二章 龍紋 (1)


 道は、広くなった。
 旅の始めは獣道をようよう歩いていたのが、今は明らかに人が踏み固めた常用の道、金剛の先導なくとも容易に進める。が、逆に昂の足の運びは重くなりがちであり…
「どうした?」
「何でもない」
「疲れたか?」
「ううん、平気」
 事実、ここ暫くの昂の健脚ぶりは賞賛に値する。暫く剣の稽古を休んでいるとは言え、ここ数日ばかり食事と睡眠とわずかばかりの休息時を除いて歩き詰めだが歩みも呼吸も乱れがない。始祖龍の清水を飲み始めて数週間、外見には変化の無いものの体力の進歩は目覚ましい。無論、昂自ら励んだ鍛練の成果も大いに関与しているのは言うまでもないが。
「何だ、人家が近くなって自分の身のみすぼらしいのが気になって来たのか?」
「違うよ、何言ってるんだよ…」
 どうやら昂の真意を知った上でとぼけているらしい金剛に食ってかかるが、はたと気が付き慌てて自分の姿を返り見る。服は異界に渡った学生服のまま、稽古で当たってよれよれの泥だらけ、その上に防寒具代わりに借りた金剛の雨避け、これがまた年季物でみじめったらしい。金剛が身に付けると肩位しか隠れない代物だが、昂には半端に大きくたっぷり過ぎ、いかにも借り物の間に合わせじみている。
「湯も久しく使っていないしな…」
 金剛の何気ない一言に、昂はいよいよ青くなる。もはや当初の悩みの因になど構ってはおられぬ。
「僕…ひょっとして、ううん、絶対臭うよね?」
「失敬な、そらならお前以上にわたしが臭う筈だぞ!」
 ひょいと伸ばされた太い腕が昂の頭を掴んで引き寄せたので、思わず偉丈夫の外套に深く顔を埋める格好になってしまう。
「う!…あれ?」
 本当に失敬ながら、『数週間以上風呂に入っていない』と言う事実から昂が頭に描いたのは剣道の小手であった。経験の無い方には想像が付かず申し訳無いが、あるいはまた経験者には恐怖の記憶を呼び覚まさせて申し訳無い事だが、剣道の小手、それも共用の物は臭気のかたまり所の騒ぎではない。これと実力伯仲なるは四六時中長靴を履き続けた後の足位だが、小手は当然腕に填める物、うかつに事後の処理をおざなりにすれば夕餉はその臭気の手で以て食さねばならない。夏場一日中汗を吸った柔道の道着も物ならず、汗の上に汗が垂れ汚れをみだりに吸い、しかもその湿気で小手自体が幾分変質し、当然の帰結ながら雑菌も思う様増殖し、すえた臭いと呼ぶより完全に鼻腔粘膜を突き刺す殺人的臭気を放出する地獄の器物と化すのである。
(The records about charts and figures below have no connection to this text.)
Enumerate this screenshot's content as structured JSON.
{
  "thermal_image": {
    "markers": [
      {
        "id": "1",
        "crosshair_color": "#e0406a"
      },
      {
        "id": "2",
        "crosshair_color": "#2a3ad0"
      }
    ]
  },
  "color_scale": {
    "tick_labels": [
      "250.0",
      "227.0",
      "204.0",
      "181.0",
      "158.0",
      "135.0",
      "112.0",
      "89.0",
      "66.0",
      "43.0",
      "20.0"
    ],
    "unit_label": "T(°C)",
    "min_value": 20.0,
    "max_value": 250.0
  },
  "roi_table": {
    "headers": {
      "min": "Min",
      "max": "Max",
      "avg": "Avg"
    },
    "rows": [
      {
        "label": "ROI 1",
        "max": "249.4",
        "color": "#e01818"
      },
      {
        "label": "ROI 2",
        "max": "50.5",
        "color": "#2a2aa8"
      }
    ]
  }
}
 だが、現実は想像より静謐であった。使い込まれた男の外套は、無論無臭ではないものの大した異臭もせず。
「う〜ん、埃っぽい気はするけど、意外と汗の匂いってしないんだね」
「意外とは実に失敬だな」
 そう言えば、稽古の最中に助け起こされた時も特には感じなかった。
「季節のせいかな?そんなに暑くないし」
 昂の故郷は6月だったが、この地はどうやら晩秋らしいから…
 ふと気付くと、金剛がくつくつ笑っている。
「あれ…僕、変な事言った?」
「いや何」
 笑いながら昂の方を向く。
「それなりに敬して貰えていると思っていたが、わたしの自惚れだったかな?」
「え…?」
「龍の寿命は人とは比較にもならぬと言った筈だが?当然身体の仕組も異なると思わんかな?」
「あ!」
「龍は死ぬまでに人の何十倍もかかる。臭気に耐えられなくなるまでの期間もまた然り、と言う訳だ。…と、どうした?」
 青かった少年の顔が今度は真っ赤に染まっている。
「じゃあ今僕凄く…金剛は鼻も良いし…」
 一瞬でかの小手の如き臭気を全身から放つ自分の姿が描かれる。そして、その一番の被害者と目される金剛、霊獣の頂点たる龍族だけに感覚全てが人間を凌駕しているが、嗅覚もまた遠くの水源を匂いで探り当てる程鋭敏である。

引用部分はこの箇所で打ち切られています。